La volonté du British Council et de la Fondation Anna Lindh est de multiplier ce genre de débats, afin que le brassage des opinions soit toujours plus enrichissant. «On doit donner la parole aux jeunes pour leur permettre d’avancer dans cette aventure démocratique». Wissem Boudrigua, étudiant à l’Institut supérieur des sciences humaines de Tunis, estime que ce plaidoyer consiste à adopter une position afin d’amener un changement positif. «On doit écouter les propositions, préparer les contre-arguments, et lorsqu’on opposera les idées, il faut savoir répondre et faire preuve de respect et de maturité, car une personne qui possède une idée différente de toi n’est pas contre toi. Un bon débat, conclut-il, est une argumentation structurée par laquelle deux discours opposés essaient de convaincre l’auditoire».
C’est exactement ce qui se passe dans le débat sur l’«œil pour œil». La première équipe qui s’exprime en faveur de la loi du talion a donc le fardeau de la preuve et doit préparer une argumentation rigoureuse. La seconde s’oppose à l’idée proposée, mais doit défendre sa position.
Dense, riche, instructif, passionné, le débat est parfois tendu. Souhir Chaari défend bien sa cause. «On doit appliquer dans certaines occasions cette loi du talion, l’une des lois les plus anciennes de l’histoire de l’humanité. C’est de la légitime défense». Basma Ghali, étudiante à l’Institut des langues Ibn Charaf de Tunis, ne l’admet pas: «Ce concept fait référence à une philosophie de la justice dépassée et barbare, relevant de la vengeance privée et non de la justice où chaque acte en entraînait un autre».
Ce dialogue initié par Young Arab Voices éveille l’esprit à de nouvelles perceptions de la réalité, ajoute Souad Yakoubi. «La jeunesse tunisienne, dit-elle, a joué un rôle important pour provoquer le changement démocratique, et il est essentiel qu’elle continue à pouvoir participer et à faire entendre sa voix.
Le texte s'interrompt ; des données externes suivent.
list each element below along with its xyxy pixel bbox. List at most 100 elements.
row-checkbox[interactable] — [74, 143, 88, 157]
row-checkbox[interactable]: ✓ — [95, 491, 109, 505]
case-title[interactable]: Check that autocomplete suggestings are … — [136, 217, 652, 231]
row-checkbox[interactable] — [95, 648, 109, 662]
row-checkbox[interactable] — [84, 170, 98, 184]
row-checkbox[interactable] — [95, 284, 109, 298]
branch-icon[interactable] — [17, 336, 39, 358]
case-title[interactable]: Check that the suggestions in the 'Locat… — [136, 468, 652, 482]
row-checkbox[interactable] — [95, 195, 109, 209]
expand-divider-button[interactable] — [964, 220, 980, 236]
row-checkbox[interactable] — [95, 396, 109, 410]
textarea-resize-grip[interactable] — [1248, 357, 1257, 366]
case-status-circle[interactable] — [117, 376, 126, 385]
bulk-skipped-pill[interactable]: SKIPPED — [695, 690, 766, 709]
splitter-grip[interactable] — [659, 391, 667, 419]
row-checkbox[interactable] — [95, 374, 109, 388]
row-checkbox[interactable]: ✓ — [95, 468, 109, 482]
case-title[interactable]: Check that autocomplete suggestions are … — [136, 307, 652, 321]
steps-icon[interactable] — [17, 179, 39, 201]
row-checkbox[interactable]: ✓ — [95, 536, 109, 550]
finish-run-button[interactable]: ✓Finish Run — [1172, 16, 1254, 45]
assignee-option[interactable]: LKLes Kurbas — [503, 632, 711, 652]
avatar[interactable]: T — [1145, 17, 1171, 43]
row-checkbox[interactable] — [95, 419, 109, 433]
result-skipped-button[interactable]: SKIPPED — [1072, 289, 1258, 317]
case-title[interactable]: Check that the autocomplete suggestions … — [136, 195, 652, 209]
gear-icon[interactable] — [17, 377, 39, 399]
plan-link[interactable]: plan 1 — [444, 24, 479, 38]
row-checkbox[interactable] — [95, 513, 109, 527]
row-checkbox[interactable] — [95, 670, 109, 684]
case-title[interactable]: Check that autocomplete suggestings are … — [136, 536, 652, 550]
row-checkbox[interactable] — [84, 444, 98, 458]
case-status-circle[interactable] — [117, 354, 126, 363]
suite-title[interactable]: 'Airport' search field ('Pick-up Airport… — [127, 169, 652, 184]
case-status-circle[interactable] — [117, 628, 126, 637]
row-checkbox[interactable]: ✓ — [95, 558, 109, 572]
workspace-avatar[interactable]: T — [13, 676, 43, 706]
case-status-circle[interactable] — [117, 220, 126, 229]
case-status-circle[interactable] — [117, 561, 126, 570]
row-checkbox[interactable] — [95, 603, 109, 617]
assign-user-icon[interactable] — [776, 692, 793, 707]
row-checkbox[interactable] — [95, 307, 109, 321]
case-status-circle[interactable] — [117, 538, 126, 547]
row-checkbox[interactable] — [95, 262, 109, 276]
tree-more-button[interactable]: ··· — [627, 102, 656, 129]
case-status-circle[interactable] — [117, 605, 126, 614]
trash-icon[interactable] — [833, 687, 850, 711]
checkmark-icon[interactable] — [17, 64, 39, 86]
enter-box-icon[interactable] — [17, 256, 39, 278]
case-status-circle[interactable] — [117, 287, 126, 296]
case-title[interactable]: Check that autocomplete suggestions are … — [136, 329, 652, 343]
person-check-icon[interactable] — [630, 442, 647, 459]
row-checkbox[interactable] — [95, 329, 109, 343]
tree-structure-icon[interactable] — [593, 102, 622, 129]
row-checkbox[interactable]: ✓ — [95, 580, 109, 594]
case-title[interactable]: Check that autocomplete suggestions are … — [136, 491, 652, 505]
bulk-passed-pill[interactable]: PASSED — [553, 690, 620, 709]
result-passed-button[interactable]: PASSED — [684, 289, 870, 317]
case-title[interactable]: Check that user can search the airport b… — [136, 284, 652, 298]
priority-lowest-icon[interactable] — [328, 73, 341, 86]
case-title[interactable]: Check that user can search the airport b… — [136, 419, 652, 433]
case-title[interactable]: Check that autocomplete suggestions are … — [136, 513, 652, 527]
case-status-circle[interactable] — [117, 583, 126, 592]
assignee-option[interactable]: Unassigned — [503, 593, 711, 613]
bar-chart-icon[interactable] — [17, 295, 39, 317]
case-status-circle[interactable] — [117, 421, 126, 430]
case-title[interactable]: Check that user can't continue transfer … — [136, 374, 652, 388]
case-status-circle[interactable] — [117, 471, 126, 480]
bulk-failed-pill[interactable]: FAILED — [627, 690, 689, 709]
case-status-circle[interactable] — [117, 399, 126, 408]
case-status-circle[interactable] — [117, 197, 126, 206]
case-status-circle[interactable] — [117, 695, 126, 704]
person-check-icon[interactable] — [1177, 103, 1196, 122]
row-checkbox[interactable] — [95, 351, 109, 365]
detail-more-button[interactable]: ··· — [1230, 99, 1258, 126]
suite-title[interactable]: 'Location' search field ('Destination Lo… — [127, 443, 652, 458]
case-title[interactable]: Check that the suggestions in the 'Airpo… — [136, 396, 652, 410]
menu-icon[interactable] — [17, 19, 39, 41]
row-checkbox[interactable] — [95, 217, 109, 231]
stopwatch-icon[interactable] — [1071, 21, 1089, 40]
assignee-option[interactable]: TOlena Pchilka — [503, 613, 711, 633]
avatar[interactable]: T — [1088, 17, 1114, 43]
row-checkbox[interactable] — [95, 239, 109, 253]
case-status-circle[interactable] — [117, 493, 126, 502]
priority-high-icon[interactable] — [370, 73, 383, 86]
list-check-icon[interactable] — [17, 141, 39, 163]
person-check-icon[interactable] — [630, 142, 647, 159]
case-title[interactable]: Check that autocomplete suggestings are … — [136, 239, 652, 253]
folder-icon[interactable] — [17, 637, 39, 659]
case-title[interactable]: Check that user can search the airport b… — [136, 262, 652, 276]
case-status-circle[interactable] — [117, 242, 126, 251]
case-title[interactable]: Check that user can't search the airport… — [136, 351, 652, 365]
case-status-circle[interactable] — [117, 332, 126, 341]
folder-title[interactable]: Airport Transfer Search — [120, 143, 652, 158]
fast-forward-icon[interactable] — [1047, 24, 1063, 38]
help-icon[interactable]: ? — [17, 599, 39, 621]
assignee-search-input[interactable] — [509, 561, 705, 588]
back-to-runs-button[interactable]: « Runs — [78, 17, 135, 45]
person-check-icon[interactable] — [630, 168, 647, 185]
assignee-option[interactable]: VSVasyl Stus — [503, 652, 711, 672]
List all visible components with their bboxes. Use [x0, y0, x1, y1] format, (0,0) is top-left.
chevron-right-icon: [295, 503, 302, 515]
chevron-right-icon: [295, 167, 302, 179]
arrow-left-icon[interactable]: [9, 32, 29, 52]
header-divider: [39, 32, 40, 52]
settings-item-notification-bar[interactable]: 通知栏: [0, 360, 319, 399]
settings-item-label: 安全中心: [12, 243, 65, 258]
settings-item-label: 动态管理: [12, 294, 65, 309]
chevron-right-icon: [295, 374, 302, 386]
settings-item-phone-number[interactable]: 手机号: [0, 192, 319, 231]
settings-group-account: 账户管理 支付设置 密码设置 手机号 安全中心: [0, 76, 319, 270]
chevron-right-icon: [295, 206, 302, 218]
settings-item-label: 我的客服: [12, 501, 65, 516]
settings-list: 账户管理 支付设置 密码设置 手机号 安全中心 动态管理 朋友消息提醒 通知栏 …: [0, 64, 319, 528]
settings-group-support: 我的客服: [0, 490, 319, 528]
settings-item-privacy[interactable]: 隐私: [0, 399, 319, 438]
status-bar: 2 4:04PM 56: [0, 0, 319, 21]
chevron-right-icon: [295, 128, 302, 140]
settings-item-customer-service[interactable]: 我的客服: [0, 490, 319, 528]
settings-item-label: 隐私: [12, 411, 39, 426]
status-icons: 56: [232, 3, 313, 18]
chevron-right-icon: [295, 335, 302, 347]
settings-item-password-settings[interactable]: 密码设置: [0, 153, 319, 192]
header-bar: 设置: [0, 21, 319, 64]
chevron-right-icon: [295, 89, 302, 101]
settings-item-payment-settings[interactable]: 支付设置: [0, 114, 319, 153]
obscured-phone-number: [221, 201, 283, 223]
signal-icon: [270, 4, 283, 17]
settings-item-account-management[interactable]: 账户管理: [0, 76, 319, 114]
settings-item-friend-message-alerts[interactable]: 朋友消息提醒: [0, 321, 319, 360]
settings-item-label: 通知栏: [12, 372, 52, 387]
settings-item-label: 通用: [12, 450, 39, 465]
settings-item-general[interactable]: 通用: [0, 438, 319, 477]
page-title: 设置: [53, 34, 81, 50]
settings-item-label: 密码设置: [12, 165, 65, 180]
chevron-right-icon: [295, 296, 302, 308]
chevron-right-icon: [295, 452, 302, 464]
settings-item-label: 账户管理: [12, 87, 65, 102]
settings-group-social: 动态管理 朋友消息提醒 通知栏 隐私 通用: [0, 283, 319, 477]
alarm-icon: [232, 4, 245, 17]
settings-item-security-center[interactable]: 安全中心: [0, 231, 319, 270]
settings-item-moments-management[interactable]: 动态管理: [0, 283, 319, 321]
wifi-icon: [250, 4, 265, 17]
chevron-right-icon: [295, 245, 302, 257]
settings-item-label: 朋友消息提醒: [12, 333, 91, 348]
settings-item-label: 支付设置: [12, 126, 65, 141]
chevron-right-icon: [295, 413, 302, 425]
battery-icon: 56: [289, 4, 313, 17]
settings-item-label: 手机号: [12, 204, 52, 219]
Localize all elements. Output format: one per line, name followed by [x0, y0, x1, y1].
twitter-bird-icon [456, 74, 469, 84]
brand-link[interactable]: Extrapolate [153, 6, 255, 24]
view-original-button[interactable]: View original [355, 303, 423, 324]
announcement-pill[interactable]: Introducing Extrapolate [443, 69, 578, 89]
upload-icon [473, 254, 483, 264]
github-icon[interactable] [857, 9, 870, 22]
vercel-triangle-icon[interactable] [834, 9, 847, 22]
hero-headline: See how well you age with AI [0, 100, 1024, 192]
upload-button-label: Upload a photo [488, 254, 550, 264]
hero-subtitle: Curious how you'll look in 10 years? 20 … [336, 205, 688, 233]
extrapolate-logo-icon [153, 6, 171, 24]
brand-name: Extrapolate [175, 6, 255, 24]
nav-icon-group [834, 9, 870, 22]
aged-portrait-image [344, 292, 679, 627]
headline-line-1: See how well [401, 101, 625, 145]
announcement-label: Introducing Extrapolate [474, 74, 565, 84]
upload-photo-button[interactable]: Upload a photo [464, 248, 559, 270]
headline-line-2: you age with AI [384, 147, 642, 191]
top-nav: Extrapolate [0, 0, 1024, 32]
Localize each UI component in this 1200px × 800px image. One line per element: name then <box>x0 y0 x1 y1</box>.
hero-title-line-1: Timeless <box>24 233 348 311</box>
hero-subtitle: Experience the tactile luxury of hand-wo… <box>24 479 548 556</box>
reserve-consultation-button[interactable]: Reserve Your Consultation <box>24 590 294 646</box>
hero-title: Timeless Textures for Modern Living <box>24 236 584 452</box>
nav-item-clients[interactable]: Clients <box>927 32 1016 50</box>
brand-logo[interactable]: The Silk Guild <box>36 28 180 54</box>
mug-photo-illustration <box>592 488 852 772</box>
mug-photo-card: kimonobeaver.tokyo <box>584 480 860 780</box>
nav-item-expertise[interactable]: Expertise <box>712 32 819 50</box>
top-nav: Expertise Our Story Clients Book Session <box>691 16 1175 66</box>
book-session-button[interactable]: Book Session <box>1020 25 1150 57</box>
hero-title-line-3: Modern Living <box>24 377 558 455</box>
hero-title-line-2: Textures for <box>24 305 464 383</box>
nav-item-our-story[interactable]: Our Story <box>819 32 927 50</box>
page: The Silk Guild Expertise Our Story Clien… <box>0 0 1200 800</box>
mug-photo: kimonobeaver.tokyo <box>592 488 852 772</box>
Je suis ravie que la Fondation Anna Lindh et le British Council soutiennent cette initiative remarquable».
La jeunesse au cœur du changement
Il est vrai que cette jeunesse a constitué le principal acteur du changement au cours des événements qu’ont traversé les pays arabes depuis 2011, et elle restera indispensable dans les nouveaux systèmes politiques demandés par les sociétés, mais aussi dans la conception de nouveaux modèles de développement centrés sur la création d’emplois, le développement local et la durabilité.
«Ces jeunes, conclut Hamza Kaabar, responsable du projet, sont appelés à devenir des acteurs de leur propre destin dans la sphère politique et économique tunisienne, et là un agenda commun de développement Nord-Sud est nécessaire pour consolider ce partenariat et redéfinir la coopération Euro-méditerranéenne».
Selon M. Kaabar, les programmes de la Fondation Anna Lindh comme Young Arab Voices pourront contribuer à réaliser tous ces objectifs, en considération du fait qu’ils visent à donner plus de poids aux voix de la jeunesse tunisienne et à fournir à cette dernière une tribune pour être entendue. «C’est uniquement à travers le dialogue, le rapprochement des peuples, la confrontation et la compréhension réciproque qu’il est possible de combattre les préjugés et les esprits fermés à la diversité, conclut-il, et c’est seulement en faisant tomber les barrières de l’ignorance qu’il est possible de s’ouvrir à la curiosité envers autrui, au besoin de connaissance et à l’enrichissement mutuel nourri par l’échange Nord-Sud».